Further to my blog of Friday 6th December, I note that Pope Francis is still determined to get Vatican officials out from behind their desks. As I wrote then, he has told his papal almoner, “You can sell your desk”. Thus this official, Archbishop Konrad Krajewski, now goes out to meet in person some of those who have written to the Pope asking for help. As the representative of the Holy Father, where he can help with small sums, interventions or other acts of kindness, he does so. The subliminal idea is that charity has a human face; it is not just signing a cheque from behind a certain piece of office furniture.
Now Robert Moynihan reports in his Letter 102 of Sunday 15 December from the Vatican, that Pope Francis has personally directed his closest collaborators, the cardinals and archbishops of the Roman Curia, to take turns to hear daily confession in the church of Santo Spirito in Sassia, which is situated outside the Vatican. It is suggested that the Holy Father will also take his turn in the confessional at 3 pm during the coming weeks.
Significantly the church of Santo Spirito is dedicated to the Divine Mercy devotion revealed to St Faustina, a Polish nun, and promoted by the late John Paul II, who died on the Feast of Divine Mercy. It seems that Archbishop Krajewski already hears confessions at this church daily at 3 pm. Now he is to be joined by other members of the Curia. When asked why the Pope has asked for this initiative, the parish priest of Santo Spirito, Fr Jozef Bart, replied, “He wishes to emphasise the importance of confession, and of God’s great goodness in forgiving human sin.”
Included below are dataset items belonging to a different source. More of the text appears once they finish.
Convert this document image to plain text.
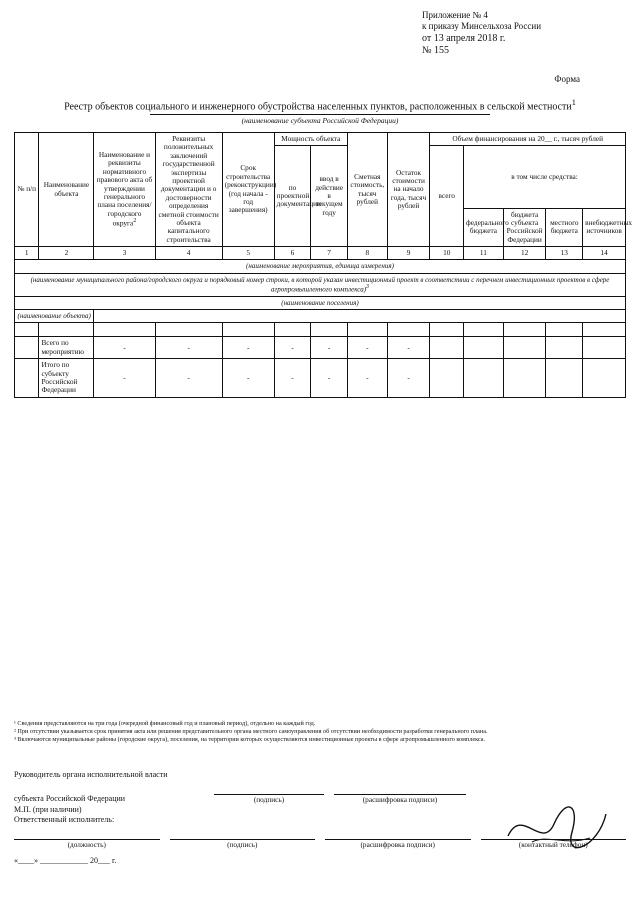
Приложение № 4
к приказу Минсельхоза России
от 13 апреля 2018 г.
№ 155
Форма
Реестр объектов социального и инженерного обустройства населенных пунктов, расположенных в сельской местности$^1$
(наименование субъекта Российской Федерации)
№ п/п	Наименование объекта	Наименование и реквизиты нормативного правового акта об утверждении генерального плана поселения/городского округа$^2$	Реквизиты положительных заключений государственной экспертизы проектной документации и о достоверности определения сметной стоимости объекта капитального строительства	Срок строительства (реконструкции) (год начала - год завершения)	Мощность объекта		Сметная стоимость, тысяч рублей	Остаток стоимости на начало года, тысяч рублей	Объем финансирования на 20__ г., тысяч рублей				
					по проектной документации	ввод в действие в текущем году			всего	в том числе средства:			
										федерального бюджета	бюджета субъекта Российской Федерации	местного бюджета	внебюджетных источников
1	2	3	4	5	6	7	8	9	10	11	12	13	14
(наименование мероприятия, единица измерения)													
(наименование муниципального района/городского округа и порядковый номер строки, в которой указан инвестиционный проект в соответствии с перечнем инвестиционных проектов в сфере агропромышленного комплекса)$^3$
(наименование поселения)													
(наименование объекта)													

	Всего по мероприятию	-	-	-	-	-	-	-					
	Итого по субъекту Российской Федерации	-	-	-	-	-	-	-					
¹ Сведения представляются на три года (очередной финансовый год и плановый период), отдельно на каждый год.
² При отсутствии указывается срок принятия акта или решения представительного органа местного самоуправления об отсутствии необходимости разработки генерального плана.
³ Включаются муниципальные районы (городские округа), поселения, на территории которых осуществляются инвестиционные проекты в сфере агропромышленного комплекса.
Руководитель органа исполнительной власти
субъекта Российской Федерации	(подпись)	(расшифровка подписи)
М.П. (при наличии)
Ответственный исполнитель:
(должность)	(подпись)	(расшифровка подписи)	(контактный телефон)
«____» ____________ 20___ г.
Moynihan suggests that there is another aspect to this: as well as getting Vatican clerics out from “behind the [symbolic] desk” and fulfilling one of the two sacred offices that only a priest can do (the other is celebrating Mass), it is also a way of encouraging lay Catholics to go to Confession during these last days of Advent. It reminds me that Confession is always a joint experience: for the priest it is a reminder that he is primarily a pastor of souls (rather than an accountant or social worker or all the other roles he often has to fulfil); and for the penitent it is a reminder that no-one gets to heaven without humility.
In California, some 100 or so students from St Thomas Aquinas College have also been getting away from their studies to share their own version of the Good News: a friend has emailed me a YouTube clip of them standing at different points in a local shopping mall and then becoming a flash mob to sing Joy to the World, Silent Night and O Holy Night to the Christmas crowds around them. They got a warm burst of applause from the appreciative shoppers for their efforts.
I spent yesterday morning shopping at our own local version of a mall. Naturally enough it was exhausting and as far from the spirit of Advent as it is possible to be. I just wish we had had a flash mob to serenade us with carols. By definition, you can’t go into flash mob mode on your own.